Si ces mesures devraient être efficaces pour faciliter l'accès des PME à la commande publique, d'autres, pourtant conçues dans le même esprit, pourraient n'avoir que des effets incertains :

- la possibilité de fixer un quantum de PME parmi les candidatures admises : dans le cadre des procédures restreintes, pour la sélection des entreprises appelées à soumissionner, l'acheteur public aura désormais la possibilité d'élargir la concurrence aux petites et moyennes entreprises en fixant, préalablement à la réception des offres, un nombre minimum de PME admises à présenter leur offre. Votre rapporteur pour avis relève que cette mesure n'est pas obligatoire, ce qui rend son application incertaine, certains, dont la CAPEB, craignant même qu'elle ne fasse peser un risque juridique sur la passation du marché ;

- l'indication de la part du marché donnée en sous-traitance (article 48): les soumissionnaires peuvent être amenés par les acheteurs publics, dans le cadre de la mise en concurrence, à devoir indiquer, dans leur offre, la part du marché qu'ils ont l'intention de sous-traiter à des tiers et notamment à des petites et moyennes entreprises. La part donnée en sous-traitance n'est heureusement pas un critère possible d'attribution du marché : ceci aurait été de nature à encourager la sous-traitance aux PME et artisans plutôt que leur accès direct qui reste l'objectif premier de ces derniers. Il reste que l'impact d'une telle disposition sur l'attribution des marchés paraît limitée ;

- enfin, la mesure des commandes passées aux PME : les acheteurs publics doivent désormais participer activement au recensement des marchés publics, mesurer et rendre compte des commandes passées à des PME.

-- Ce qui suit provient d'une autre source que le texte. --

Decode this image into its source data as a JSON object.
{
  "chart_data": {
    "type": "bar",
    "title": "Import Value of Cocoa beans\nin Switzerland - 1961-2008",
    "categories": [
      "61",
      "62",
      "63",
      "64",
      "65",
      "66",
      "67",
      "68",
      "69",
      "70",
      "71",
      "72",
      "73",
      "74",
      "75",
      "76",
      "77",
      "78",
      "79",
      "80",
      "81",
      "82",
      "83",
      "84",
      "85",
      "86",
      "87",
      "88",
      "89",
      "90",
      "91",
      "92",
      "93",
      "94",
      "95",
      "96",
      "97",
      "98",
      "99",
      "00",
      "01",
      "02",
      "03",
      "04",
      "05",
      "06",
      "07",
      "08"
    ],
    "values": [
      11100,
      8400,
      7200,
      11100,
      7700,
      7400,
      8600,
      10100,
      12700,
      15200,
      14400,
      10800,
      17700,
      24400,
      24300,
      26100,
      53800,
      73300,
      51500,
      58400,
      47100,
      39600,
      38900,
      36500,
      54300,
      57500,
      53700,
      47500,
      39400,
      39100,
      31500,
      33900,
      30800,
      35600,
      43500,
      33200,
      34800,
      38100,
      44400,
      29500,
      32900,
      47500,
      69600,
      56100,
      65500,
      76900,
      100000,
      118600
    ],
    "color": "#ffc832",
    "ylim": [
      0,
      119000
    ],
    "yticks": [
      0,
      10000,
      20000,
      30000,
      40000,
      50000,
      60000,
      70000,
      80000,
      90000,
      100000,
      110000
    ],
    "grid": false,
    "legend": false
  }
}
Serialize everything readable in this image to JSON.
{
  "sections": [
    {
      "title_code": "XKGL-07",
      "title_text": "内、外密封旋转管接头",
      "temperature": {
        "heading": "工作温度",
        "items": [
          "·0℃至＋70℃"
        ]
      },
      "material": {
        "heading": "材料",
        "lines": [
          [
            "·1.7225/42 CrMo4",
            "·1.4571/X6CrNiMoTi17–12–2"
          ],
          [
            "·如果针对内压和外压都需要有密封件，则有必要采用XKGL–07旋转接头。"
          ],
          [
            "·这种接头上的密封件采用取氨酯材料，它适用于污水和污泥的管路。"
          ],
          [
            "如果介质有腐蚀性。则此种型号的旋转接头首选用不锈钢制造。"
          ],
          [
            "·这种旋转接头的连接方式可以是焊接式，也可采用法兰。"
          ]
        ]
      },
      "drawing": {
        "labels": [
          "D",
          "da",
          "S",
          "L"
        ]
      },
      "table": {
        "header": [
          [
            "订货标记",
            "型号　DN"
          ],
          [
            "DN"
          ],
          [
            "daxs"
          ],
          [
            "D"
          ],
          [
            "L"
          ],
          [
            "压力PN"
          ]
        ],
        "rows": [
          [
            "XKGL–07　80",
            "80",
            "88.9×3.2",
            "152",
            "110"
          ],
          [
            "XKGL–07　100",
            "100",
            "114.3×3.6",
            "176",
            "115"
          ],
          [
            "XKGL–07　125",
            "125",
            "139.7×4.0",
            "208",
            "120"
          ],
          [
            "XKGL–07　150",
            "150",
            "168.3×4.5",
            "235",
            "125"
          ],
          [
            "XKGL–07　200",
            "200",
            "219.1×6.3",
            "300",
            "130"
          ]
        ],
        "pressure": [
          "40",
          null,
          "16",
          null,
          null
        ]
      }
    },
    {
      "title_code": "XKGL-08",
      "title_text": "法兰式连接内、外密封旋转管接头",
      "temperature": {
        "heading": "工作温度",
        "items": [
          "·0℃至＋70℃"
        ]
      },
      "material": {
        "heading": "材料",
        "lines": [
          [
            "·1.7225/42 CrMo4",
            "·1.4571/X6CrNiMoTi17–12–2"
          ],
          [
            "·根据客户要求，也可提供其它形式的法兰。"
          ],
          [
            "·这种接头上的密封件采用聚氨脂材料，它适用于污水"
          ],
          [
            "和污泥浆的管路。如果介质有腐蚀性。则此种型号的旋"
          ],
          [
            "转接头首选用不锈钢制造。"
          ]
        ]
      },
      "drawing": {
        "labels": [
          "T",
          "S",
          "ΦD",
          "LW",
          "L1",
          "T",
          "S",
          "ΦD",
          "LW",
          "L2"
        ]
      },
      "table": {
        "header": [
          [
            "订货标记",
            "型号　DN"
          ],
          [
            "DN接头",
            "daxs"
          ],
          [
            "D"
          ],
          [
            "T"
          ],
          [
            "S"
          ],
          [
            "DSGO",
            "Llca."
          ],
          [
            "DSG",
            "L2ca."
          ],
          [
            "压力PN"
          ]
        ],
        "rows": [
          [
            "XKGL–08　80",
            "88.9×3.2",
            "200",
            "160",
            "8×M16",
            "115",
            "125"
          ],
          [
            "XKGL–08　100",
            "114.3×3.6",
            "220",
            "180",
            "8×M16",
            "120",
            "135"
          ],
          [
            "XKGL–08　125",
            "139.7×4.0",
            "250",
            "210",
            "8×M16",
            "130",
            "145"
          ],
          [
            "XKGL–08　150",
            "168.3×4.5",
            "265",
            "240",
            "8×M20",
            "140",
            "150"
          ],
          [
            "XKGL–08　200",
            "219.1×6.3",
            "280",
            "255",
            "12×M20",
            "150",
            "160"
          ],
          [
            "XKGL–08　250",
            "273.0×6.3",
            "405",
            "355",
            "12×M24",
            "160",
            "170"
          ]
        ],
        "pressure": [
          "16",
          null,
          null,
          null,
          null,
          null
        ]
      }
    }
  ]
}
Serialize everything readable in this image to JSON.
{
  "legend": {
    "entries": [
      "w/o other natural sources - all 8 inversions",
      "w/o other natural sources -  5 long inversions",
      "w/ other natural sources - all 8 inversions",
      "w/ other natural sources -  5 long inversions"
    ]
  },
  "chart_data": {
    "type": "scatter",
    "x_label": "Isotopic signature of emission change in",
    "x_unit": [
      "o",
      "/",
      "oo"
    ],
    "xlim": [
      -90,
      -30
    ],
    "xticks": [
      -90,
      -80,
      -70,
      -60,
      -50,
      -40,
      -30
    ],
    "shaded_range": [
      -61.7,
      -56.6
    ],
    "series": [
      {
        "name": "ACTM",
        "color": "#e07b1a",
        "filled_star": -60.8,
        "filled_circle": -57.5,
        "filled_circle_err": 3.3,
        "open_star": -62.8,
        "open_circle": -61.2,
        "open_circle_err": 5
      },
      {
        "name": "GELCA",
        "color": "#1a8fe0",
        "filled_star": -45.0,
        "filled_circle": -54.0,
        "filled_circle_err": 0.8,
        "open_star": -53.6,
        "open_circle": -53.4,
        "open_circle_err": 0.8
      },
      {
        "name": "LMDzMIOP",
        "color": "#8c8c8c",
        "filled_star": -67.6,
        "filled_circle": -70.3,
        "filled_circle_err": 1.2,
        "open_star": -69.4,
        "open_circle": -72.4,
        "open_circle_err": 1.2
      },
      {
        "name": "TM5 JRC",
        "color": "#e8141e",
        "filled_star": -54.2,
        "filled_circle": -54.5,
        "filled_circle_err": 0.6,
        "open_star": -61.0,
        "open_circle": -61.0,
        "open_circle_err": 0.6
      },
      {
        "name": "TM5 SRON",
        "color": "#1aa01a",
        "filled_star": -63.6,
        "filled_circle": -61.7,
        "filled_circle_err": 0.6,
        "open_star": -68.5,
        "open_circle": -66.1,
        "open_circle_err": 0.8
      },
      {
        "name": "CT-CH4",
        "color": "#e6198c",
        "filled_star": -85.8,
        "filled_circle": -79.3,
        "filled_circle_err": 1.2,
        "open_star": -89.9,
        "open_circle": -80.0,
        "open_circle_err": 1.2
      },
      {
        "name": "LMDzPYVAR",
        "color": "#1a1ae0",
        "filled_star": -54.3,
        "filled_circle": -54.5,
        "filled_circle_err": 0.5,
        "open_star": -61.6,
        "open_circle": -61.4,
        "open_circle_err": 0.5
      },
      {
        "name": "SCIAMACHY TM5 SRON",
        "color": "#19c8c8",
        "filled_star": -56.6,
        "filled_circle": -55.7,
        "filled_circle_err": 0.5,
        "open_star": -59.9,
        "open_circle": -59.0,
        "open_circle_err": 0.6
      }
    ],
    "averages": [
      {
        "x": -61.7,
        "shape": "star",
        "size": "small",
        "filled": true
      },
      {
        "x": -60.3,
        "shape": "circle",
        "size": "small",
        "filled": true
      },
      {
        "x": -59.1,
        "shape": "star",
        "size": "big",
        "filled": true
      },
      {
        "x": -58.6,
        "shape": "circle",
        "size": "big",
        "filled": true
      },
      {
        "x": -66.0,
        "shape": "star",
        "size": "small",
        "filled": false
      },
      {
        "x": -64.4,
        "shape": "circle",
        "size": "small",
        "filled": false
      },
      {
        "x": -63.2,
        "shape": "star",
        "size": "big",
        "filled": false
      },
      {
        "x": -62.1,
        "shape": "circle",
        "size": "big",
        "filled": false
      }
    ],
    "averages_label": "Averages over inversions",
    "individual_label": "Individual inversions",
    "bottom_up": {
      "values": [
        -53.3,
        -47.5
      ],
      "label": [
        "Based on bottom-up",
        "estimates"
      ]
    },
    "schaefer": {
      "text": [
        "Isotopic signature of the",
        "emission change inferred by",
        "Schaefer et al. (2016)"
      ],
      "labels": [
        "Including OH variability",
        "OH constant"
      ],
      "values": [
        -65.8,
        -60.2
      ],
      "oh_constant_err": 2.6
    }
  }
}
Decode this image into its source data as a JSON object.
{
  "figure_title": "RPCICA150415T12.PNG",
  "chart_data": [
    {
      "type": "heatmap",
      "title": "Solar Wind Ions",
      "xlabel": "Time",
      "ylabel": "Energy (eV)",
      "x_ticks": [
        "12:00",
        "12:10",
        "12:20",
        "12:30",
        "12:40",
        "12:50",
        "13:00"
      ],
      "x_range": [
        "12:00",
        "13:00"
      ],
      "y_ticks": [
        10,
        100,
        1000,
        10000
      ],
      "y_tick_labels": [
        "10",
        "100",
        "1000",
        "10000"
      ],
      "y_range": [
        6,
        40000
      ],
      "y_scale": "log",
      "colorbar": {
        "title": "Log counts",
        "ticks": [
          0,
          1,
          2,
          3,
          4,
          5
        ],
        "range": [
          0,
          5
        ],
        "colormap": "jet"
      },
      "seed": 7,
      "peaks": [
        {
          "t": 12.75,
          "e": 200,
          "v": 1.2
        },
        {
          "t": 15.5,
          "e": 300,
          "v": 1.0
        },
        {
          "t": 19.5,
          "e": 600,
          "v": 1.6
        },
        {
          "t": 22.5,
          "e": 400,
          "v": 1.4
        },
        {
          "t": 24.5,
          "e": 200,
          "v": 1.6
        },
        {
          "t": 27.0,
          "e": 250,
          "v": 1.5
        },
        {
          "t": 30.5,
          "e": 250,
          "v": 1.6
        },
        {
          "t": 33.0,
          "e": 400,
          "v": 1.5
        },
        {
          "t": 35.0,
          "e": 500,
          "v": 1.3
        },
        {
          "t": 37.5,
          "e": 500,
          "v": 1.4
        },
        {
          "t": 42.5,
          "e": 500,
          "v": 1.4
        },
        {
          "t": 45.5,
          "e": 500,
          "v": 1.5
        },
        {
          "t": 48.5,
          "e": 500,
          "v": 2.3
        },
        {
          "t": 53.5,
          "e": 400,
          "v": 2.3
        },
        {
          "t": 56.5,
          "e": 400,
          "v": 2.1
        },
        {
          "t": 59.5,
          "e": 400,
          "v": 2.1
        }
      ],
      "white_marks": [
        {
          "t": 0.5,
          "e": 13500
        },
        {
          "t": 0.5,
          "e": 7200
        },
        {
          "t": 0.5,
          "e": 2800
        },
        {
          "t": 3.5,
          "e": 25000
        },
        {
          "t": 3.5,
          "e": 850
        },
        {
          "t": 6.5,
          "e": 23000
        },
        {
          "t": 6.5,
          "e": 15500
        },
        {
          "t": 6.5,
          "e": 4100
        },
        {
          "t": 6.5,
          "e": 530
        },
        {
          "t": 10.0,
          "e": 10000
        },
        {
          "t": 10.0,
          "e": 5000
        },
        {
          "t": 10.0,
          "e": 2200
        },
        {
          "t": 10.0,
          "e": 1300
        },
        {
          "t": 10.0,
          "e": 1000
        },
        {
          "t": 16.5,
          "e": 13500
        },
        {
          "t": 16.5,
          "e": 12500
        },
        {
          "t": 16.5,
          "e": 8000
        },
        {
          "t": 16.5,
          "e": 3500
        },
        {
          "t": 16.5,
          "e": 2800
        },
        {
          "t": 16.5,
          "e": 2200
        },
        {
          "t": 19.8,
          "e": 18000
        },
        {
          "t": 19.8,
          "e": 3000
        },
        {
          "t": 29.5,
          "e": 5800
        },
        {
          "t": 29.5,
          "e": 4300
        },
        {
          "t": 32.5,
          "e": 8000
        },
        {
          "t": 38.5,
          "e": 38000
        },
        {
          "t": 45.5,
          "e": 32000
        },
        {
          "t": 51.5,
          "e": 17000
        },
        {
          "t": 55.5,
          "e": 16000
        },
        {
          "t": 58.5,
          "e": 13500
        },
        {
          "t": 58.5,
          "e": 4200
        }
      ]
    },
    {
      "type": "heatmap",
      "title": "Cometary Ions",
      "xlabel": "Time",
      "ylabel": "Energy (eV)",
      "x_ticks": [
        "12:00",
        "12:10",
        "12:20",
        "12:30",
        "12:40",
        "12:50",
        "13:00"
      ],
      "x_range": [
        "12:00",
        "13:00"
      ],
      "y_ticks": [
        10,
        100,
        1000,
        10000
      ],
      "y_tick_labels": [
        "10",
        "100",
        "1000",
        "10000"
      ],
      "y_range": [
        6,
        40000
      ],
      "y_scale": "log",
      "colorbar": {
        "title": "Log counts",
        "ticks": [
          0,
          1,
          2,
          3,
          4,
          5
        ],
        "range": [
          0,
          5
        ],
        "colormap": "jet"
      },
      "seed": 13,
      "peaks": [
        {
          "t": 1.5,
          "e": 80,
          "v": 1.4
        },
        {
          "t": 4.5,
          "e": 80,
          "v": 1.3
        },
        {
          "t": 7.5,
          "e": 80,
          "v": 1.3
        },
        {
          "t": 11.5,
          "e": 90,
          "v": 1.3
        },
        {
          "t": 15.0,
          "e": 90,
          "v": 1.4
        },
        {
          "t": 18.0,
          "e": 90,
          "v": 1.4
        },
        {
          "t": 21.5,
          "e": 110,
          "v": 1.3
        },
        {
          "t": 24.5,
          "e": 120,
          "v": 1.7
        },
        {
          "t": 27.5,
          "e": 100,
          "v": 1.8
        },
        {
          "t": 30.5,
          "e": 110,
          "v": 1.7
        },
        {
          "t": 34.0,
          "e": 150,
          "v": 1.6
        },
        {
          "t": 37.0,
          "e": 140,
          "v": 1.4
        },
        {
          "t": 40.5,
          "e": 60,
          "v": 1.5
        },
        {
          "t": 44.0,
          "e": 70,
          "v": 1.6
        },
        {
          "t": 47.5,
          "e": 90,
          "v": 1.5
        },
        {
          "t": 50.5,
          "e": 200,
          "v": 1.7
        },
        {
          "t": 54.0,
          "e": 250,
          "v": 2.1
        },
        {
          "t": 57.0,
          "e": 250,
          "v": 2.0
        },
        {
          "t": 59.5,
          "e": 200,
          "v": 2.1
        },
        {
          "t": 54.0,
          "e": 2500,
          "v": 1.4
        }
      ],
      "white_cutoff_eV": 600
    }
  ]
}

Globalement, votre rapporteur pour avis considère que le code des marchés publics en vigueur depuis le 1 er septembre 2006 est satisfaisant, les mesures positives qu'il introduit devant faire leurs preuves sur le terrain. Après trois réformes successives, la réglementation gagnerait donc à se stabiliser pour être mieux connue et donc mieux appliquée.

En effet, les outils mis en place sont mal connus des maîtres d'ouvrage, particulièrement dans les petites communes, dont le secrétaire de mairie peine à suivre les évolutions du code tous les deux ans... Votre rapporteur pour avis partage le désarroi de nombreux maires de petites communes.

Parallèlement, les maîtres d'oeuvre -le plus souvent, les architectes-, qui rédigent les dossiers de consultation, mettront sans doute du temps à se départir de leur habitude qui consiste à lancer des appels d'offre n'autorisant pas de variantes 17 ( * ) , d'autant plus qu'il leur est plus facile d'étudier des dossiers de structure identique.

Recueillir les fruits de ces réformes successives du code nécessitera donc du temps. Parallèlement, d'autres pistes d'amélioration méritent d'être explorées.

* 15 Ainsi, la Fédération française du bâtiment (FFB), que votre rapporteur pour avis a auditionnée, lui a appris qu'en Ile-de-France, une cinquantaine de PME du bâtiment s'étaient constituées en groupement fonctionnel dans les années 1990 pour faire face aux candidatures des grandes entreprises sur de petits chantiers : le groupement répond en commun aux consultations, leur mandataire commun assumant, contre paiement, la mission OPC et ne recourant pas toujours aux mêmes entreprises de ce groupement fonctionnel.

* 16 Dans ce cas de « groupement d'entreprises conjointes avec mandataire commun solidaire » , il convient de ne pas confier la mission OPC au maître d'oeuvre , qui, en revanche, reste en charge de la conception et de la réalisation et, à ce titre, participe tout de même aux réunions de chantier, conformément à la loi n° 85-704 du 12 juillet 1985 relative à la maîtrise d'ouvrage publique et à ses rapports avec la maîtrise d'oeuvre privée.

* 17 Avant, les variantes étaient possibles tant qu'elles n'étaient pas explicitement interdites ; depuis le code de 2006, en application des directives communautaires qu'il transpose, la règle s'est inversée, c'est-à-dire que les variantes doivent être expressément autorisées.